God also revealed to Simeon the upheaval that would accompany, and follow Jesus’ coming on earth. As we know, the Temple was destroyed in AD 70, not long after Jesus’ death and ascension. Since that time the Jewish people (as well as many Christians) have been persecuted, exiled and even put to death for their faith. We long for peace on earth, but it has not been manifested here in the world of not-yet.” We are like Simeon in that we trust that we too will see Jesus and live in His fulfilled kingdom.
(Jesus said): Nothing is covered up that will not be uncovered, and nothing secret that will not become known. Therefore whatever you have said in the dark will be heard in the light, and what you have whispered behind closed doors will be proclaimed from the housetops. Luke 12:2-4 (NRSV)
When people prepare to move or to renovate their homes, there is a seemingly endless process of upheaval and mess that goes along with moving and/or renovating. The old things need to be torn down and done away with, while the new things must be put in place and made ready. Transitions are never painless or easy.
It’s not comfortable to throw out or do away with old structures or furniture or habits, but if we want to move on to an improved living space or a more positive existence, there’s old rubbish that needs to go away to make room for what’s clean and new and better. The pain and mess of renovation isn’t always pleasant, but it is at times necessary.
When we do that housecleaning sometimes we find some old and nasty things, like a half eaten dried up sandwich under the couch. It is said that cockroaches scatter when the lights are shined on them- they scurry back to their dark hideouts to avoid detection. Nasty things love to hide in the dark.

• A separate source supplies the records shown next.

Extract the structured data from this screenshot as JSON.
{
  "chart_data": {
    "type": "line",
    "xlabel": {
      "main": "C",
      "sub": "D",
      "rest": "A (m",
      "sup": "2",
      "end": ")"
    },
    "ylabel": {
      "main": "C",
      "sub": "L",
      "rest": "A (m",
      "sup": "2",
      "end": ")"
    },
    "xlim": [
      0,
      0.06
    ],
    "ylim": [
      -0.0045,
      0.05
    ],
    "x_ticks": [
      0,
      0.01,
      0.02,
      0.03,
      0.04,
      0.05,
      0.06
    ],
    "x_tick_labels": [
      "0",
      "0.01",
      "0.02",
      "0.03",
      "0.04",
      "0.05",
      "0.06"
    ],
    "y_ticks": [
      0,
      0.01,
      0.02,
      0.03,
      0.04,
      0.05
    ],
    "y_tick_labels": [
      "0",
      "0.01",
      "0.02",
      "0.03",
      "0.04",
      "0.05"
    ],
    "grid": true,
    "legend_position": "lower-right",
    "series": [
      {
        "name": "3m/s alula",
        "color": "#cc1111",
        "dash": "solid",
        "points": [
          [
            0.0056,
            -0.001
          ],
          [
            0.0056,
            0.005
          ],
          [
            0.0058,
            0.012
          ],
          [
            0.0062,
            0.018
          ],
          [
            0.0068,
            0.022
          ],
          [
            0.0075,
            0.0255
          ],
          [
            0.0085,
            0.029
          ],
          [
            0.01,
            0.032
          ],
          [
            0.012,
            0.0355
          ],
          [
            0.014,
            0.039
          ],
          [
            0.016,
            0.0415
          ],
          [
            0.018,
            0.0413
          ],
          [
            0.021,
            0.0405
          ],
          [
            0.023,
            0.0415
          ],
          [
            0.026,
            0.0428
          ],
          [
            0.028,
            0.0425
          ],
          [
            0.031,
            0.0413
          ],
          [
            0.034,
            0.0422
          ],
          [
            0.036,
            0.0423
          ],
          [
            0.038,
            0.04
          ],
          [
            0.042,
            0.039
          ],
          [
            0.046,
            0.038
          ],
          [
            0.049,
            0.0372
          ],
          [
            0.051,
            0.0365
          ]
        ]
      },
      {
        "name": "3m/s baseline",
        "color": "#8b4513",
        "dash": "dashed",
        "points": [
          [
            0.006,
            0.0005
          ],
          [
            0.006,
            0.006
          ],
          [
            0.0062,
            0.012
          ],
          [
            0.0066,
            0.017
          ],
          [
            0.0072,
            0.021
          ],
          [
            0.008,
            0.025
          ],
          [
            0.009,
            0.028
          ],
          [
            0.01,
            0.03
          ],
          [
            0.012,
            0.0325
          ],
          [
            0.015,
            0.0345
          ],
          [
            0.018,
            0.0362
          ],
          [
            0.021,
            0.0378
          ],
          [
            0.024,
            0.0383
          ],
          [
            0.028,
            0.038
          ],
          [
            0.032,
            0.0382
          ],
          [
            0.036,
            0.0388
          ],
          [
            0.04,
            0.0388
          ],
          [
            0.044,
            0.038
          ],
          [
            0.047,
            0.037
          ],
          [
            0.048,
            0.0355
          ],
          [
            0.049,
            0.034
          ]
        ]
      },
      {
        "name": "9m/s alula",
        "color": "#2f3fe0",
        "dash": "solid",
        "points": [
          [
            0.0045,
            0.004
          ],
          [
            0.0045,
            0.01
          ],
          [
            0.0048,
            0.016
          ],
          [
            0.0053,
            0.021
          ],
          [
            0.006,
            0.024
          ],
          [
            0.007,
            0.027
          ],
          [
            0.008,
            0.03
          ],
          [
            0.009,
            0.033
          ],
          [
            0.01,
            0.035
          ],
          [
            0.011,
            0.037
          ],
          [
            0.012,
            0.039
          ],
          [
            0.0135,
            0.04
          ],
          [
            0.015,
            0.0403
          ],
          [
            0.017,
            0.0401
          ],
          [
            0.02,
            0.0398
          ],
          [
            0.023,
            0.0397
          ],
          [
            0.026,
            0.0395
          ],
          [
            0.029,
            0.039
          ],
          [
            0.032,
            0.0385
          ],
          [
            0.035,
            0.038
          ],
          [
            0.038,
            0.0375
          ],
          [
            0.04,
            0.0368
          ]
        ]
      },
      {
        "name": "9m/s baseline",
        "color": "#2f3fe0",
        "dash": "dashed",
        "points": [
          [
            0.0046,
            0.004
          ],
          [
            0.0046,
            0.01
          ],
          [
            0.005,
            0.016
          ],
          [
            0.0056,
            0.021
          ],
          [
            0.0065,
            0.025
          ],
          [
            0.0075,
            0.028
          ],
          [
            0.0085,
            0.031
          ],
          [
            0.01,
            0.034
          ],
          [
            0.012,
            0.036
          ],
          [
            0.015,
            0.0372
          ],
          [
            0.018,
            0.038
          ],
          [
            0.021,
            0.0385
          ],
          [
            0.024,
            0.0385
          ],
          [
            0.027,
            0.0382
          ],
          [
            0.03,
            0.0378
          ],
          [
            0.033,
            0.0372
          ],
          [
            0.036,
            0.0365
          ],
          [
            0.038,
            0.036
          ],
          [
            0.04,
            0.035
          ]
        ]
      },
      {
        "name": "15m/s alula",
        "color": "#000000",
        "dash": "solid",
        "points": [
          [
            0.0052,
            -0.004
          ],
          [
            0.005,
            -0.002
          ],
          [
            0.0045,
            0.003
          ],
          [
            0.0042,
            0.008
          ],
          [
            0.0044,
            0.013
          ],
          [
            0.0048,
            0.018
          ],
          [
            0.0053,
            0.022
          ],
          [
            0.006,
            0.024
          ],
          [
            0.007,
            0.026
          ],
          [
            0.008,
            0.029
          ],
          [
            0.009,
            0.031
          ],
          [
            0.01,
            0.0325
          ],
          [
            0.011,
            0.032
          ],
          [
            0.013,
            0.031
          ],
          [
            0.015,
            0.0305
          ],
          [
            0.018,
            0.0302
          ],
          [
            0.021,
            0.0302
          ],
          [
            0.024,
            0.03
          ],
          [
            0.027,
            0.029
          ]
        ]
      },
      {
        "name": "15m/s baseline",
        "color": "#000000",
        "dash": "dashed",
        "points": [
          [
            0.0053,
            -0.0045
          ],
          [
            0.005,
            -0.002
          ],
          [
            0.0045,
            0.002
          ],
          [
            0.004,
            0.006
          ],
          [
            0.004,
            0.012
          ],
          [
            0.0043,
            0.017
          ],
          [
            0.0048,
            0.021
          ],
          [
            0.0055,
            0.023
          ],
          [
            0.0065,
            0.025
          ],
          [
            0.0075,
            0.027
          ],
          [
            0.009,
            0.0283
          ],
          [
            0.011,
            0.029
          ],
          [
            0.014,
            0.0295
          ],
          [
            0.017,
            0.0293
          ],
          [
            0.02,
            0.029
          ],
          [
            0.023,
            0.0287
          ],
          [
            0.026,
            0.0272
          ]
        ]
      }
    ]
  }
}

But when we shine the lights on everything and get out the cleaner, all the hidden nasties are out in the open. Revealing all the nastiness is only the first step in transformation and making things new. We don’t reveal the nasty things so that they can remain there. We reveal them so that they can be seen, acknowledged, and done away with. We welcome God-with-us in the world knowing that He will reveal all of the evil, injustice, pain and suffering and He will redeem it. (see Revelation 21:1-7)
Simeon knew that along with the joy and redemption of Jesus’ appearing that there would be sorrow, especially for His mother, who would endure the grief of watching her firstborn son dying an excruciating death on a cross.
In our lives we also experience joy as well as pain as we are being transformed and our world is awaiting the transition from the not-yet to the “it is fulfilled.”
Today we can relate to Simeon. We see that God is with us, and we know Him in the Person of Jesus, but we also know that the transformation and the fulfillment of God’s Kingdom is a work in progress.
For the creation waits in eager expectation for the children of God to be revealed. For the creation was subjected to frustration, not by its own choice, but by the will of the one who subjected it, in hope that the creation itself will be liberated from its bondage to decay and brought into the freedom and glory of the children of God.
We know that the whole creation has been groaning as in the pains of childbirth right up to the present time. Not only so, but we ourselves, who have the firstfruits of the Spirit, groan inwardly as we wait eagerly for our adoption to sonship, the redemption of our bodies. Romans 8:19-23 (NIV)
God is with us. He is here in the not-yet. He is here in and with and through the process of renovation and redemption.